On the episode of the AMC television series Movies That Shook the World, devoted to the film adaptation, Webb revealed the identity of the real-life inspiration for Mrs. Robinson: Jane Ericson (spelling approximate), the wife of an associate of Webb's father. That was the extent of any similarity with the novel; Webb denied having a relationship with her. A sequel titled Home School, which takes place ten years after the ending of the first novel, was published by Hutchinson in June 2007.

==Plot==
Benjamin Braddock has recently graduated from a small Eastern college and has returned home to a suburb of Los Angeles. Benjamin, visibly uncomfortable as his parents deliver accolades and neighborhood friends ask him about his plans, evades those who try to congratulate him. Mrs. Robinson enters his room, asking him strange questions and probing into his life. After he drives her home, Mrs. Robinson attempts to seduce him. Benjamin rebuffs her and quickly goes downstairs as he hears Mr. Robinson arriving home.

A week after his 21st birthday, Benjamin begins his affair with Mrs. Robinson and meets her at the Taft Hotel. In mid-September, Benjamin spends the time drifting around in the pool by day, purposefully neglecting to select a graduate school, and seeing Mrs. Robinson at the hotel by night. One evening, Mrs. Robinson reveals that she is in a loveless marriage, because in the 1940s, she became pregnant with her daughter, Elaine, dropped out of college, and married to avoid scandal.

After being increasingly pressured by his parents and Mr. Robinson to go on a date with Elaine, he takes her out but deliberately sabotages the date by driving recklessly and taking her to two clubs and a strip show. Benjamin discovers that he likes Elaine and decides to tell her everything. Elaine is furious and returns to Berkeley where she is a student.

Several months later, Benjamin goes to Berkeley and moves into a rooming house near Elaine's dormitory. Elaine is uneasy in his presence and tells him that she has started dating Carl Smith, a medical student. Elaine accuses him of taking advantage of her mother's drunken state and raping her, refusing to believe that it was her mother who initiated the affair. Elaine eventually realizes that her mother was lying, and makes Benjamin promise to not leave Berkeley until he has definite plans.

When Benjamin proposes marriage, Elaine says she is concerned about graduating from college and her relationship with her parents if she continues to see him. Benjamin receives a telegram from Mrs. Robinson, telling him to get out of town immediately. Mr. Robinson arrives at the college and tells Benjamin that he is divorcing his wife and terminating his partnership with Mr. Braddock. Robinson forces his daughter to drop out of school and takes her away, warning Benjamin against further contact. Benjamin returns to his hometown and sneaks into the Robinsons' home but encounters both Mr. and Mrs. Robinson, who call the police and claim that a man has broken into their house. He escapes from the house and returns to Berkeley to find Elaine.

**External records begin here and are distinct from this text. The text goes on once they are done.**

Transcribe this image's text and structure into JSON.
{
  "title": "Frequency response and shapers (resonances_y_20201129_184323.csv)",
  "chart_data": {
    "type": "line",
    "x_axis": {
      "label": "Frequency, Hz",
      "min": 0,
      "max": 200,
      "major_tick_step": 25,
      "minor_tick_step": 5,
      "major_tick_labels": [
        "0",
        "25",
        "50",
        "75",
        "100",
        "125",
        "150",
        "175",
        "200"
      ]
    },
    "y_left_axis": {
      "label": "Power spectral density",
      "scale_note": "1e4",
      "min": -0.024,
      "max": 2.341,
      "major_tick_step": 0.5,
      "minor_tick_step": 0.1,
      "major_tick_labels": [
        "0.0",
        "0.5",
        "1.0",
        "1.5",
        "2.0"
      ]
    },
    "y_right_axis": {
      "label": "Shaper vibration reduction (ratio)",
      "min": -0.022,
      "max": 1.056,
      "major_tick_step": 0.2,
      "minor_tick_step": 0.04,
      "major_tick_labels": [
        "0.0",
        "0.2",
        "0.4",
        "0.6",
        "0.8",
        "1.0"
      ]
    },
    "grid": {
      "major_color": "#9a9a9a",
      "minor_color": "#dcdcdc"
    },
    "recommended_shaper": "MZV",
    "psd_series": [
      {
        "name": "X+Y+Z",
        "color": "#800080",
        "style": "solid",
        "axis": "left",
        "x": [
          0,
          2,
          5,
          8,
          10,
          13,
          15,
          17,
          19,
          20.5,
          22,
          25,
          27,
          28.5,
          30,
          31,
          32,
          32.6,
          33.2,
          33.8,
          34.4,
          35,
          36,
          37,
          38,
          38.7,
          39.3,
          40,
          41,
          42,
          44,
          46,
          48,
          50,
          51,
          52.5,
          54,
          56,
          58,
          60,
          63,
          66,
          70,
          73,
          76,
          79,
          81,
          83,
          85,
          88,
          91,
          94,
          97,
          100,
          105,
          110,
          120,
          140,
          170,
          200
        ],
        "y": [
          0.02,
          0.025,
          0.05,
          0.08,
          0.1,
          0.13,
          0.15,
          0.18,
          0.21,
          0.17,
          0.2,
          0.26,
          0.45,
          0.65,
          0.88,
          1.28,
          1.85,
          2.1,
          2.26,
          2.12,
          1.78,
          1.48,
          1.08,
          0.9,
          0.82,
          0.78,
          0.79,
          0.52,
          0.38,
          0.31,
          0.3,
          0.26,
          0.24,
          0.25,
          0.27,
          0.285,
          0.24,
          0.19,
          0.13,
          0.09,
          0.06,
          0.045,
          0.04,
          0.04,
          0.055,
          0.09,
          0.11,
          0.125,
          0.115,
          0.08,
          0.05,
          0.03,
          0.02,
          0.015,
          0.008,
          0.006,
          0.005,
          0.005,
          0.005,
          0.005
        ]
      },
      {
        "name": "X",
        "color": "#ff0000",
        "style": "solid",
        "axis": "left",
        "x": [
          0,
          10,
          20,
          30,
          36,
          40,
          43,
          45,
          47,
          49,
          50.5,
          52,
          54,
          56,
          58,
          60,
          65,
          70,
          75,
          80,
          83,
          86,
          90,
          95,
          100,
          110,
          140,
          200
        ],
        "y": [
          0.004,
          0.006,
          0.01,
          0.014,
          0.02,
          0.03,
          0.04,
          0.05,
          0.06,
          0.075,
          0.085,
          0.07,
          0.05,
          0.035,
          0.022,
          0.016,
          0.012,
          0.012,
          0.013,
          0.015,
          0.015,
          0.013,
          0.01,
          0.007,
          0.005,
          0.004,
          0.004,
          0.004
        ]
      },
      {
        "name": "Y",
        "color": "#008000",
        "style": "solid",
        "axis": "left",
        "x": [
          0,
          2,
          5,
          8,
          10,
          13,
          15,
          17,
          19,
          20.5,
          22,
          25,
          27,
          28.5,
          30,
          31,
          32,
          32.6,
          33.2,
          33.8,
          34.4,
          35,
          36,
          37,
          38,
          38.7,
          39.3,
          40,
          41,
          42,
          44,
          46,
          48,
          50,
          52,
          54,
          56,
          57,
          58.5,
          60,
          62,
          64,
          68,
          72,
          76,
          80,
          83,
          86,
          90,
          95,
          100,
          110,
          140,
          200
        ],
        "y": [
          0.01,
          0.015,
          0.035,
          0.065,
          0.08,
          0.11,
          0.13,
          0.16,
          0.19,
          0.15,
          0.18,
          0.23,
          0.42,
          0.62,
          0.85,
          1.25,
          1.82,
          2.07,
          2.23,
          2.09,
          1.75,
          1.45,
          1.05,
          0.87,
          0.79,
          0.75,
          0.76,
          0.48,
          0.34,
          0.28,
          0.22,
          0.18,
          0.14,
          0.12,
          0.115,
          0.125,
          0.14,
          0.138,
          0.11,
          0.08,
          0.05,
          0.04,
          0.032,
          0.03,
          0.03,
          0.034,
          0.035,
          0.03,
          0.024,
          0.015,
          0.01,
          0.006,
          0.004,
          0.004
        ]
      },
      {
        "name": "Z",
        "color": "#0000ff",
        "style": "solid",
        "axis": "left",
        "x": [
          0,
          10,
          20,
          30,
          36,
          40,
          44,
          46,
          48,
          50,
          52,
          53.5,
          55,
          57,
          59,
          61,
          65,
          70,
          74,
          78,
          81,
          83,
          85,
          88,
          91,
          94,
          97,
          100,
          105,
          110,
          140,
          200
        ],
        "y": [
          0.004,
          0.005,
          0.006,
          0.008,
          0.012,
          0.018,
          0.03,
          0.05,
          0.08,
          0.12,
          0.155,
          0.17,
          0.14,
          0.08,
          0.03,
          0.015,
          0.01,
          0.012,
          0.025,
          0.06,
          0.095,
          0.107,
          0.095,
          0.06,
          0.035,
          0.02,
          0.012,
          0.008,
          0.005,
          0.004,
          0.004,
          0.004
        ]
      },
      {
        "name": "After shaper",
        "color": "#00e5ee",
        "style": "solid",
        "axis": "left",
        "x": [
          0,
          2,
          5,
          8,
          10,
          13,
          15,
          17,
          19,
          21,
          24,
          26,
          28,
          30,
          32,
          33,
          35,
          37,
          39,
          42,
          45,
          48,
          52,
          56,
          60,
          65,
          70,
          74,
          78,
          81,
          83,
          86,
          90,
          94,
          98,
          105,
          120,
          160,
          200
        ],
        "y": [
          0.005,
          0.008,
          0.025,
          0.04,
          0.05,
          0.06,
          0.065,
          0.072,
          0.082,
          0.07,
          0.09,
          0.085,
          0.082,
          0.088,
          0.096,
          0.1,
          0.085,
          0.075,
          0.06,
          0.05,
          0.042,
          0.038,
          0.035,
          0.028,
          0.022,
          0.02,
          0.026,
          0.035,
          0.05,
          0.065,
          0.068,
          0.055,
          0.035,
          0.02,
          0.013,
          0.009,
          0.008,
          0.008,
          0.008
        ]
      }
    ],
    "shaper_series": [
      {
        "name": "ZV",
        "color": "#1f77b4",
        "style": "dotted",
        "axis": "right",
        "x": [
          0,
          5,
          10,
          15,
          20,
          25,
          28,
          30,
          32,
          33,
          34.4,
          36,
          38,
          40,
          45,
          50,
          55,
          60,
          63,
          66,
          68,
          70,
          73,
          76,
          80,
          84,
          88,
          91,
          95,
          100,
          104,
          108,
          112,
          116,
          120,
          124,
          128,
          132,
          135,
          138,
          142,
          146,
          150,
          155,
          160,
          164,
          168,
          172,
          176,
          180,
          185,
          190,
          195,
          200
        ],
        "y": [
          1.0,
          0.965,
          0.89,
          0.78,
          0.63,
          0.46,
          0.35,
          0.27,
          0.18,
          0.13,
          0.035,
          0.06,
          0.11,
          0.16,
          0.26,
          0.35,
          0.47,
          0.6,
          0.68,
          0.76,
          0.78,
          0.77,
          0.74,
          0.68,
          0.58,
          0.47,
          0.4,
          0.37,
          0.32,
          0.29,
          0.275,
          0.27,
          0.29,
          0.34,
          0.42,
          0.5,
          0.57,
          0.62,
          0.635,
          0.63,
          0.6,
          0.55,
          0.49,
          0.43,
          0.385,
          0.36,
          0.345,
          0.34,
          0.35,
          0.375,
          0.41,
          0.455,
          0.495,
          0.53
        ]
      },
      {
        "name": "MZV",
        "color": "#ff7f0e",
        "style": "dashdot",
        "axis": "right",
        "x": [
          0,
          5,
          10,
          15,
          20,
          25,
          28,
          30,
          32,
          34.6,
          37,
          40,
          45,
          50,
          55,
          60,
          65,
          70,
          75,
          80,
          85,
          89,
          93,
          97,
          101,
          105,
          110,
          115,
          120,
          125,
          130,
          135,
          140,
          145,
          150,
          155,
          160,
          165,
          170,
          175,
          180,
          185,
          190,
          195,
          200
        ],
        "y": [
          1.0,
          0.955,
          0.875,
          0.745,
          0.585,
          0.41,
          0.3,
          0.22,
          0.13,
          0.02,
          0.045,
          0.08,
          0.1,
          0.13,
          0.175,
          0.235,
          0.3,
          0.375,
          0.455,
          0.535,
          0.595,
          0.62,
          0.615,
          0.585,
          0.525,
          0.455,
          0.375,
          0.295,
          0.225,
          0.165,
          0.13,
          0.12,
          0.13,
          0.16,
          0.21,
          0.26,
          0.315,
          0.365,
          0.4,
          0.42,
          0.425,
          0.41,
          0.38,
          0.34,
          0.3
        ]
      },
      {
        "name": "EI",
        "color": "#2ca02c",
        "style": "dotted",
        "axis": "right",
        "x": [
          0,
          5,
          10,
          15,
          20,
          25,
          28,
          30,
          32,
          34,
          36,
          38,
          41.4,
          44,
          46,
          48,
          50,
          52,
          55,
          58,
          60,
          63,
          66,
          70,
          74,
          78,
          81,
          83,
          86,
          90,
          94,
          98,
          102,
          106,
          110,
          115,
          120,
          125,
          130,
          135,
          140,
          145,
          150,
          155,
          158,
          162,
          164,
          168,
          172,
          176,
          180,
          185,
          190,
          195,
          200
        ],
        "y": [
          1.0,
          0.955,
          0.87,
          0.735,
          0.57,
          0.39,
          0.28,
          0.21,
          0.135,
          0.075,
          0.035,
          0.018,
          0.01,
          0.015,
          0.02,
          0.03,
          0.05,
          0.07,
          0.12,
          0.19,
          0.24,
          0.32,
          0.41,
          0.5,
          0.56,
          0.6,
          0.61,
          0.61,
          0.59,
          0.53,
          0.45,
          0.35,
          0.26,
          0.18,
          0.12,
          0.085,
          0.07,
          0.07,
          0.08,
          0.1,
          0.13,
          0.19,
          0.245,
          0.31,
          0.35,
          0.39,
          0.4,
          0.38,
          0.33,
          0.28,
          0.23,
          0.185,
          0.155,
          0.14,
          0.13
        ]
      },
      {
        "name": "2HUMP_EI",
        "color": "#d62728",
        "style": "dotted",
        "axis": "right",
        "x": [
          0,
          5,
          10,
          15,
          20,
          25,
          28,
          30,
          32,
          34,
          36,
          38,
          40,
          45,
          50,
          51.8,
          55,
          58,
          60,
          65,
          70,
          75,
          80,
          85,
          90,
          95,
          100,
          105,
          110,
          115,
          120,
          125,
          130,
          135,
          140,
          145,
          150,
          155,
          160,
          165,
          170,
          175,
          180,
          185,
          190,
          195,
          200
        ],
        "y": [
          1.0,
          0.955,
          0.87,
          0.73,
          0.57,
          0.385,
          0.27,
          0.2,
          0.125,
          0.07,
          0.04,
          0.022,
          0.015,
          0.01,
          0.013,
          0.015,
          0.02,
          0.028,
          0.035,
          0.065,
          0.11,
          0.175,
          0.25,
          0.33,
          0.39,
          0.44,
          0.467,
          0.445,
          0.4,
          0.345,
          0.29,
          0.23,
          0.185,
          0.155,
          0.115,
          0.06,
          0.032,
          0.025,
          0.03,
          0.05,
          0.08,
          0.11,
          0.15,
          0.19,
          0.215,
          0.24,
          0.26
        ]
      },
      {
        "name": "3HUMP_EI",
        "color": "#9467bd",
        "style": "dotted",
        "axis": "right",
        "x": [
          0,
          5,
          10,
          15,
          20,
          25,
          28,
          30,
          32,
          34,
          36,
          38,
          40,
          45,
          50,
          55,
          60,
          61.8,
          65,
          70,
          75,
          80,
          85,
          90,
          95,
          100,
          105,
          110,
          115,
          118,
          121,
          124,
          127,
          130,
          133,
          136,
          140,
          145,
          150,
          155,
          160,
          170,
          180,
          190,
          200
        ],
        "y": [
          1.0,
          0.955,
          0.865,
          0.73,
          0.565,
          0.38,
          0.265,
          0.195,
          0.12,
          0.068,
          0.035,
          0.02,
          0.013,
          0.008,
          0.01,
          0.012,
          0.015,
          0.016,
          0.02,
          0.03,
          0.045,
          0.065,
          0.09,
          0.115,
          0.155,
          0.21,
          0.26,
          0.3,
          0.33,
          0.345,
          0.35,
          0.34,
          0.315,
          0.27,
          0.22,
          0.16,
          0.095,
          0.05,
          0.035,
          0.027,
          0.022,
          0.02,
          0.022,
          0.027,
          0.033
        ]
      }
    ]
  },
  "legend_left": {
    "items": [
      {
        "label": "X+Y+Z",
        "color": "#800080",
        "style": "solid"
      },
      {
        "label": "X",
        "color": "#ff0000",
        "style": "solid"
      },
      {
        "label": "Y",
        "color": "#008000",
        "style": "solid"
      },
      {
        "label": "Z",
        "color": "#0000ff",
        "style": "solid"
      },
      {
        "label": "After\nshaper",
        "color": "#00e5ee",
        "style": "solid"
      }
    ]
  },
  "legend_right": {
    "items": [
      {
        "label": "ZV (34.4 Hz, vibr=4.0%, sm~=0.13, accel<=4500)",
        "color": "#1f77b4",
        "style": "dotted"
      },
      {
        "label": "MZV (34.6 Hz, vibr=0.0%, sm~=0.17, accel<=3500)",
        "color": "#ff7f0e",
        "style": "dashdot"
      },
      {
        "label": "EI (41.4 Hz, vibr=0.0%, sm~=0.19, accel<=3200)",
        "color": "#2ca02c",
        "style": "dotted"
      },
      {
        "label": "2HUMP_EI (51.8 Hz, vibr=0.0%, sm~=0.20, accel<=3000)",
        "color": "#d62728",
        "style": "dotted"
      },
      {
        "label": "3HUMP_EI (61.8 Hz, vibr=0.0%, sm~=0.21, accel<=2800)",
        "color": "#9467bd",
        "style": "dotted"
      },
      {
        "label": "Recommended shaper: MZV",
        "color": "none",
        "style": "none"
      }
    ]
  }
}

In San Francisco, he learns that Carl will marry Elaine that very morning. Benjamin takes a plane to Santa Barbara, finds the church, and interrupts the ceremony. He runs downstairs to the sanctuary, punches Mr. Robinson, and fights Carl off using a cross as a weapon. Together, Benjamin and Elaine flee the church and ride off on the nearest bus to elope.

==Sequel==

In Home School, Ben and Elaine, now married and living in Westchester County, are fighting to allow for their child to be homeschooled. They turn to Mrs. Robinson to help them. The novel is set in the 1970s. In real life, Webb had fought to have his boys homeschooled. The poorly received sequel was written about forty years after the original book.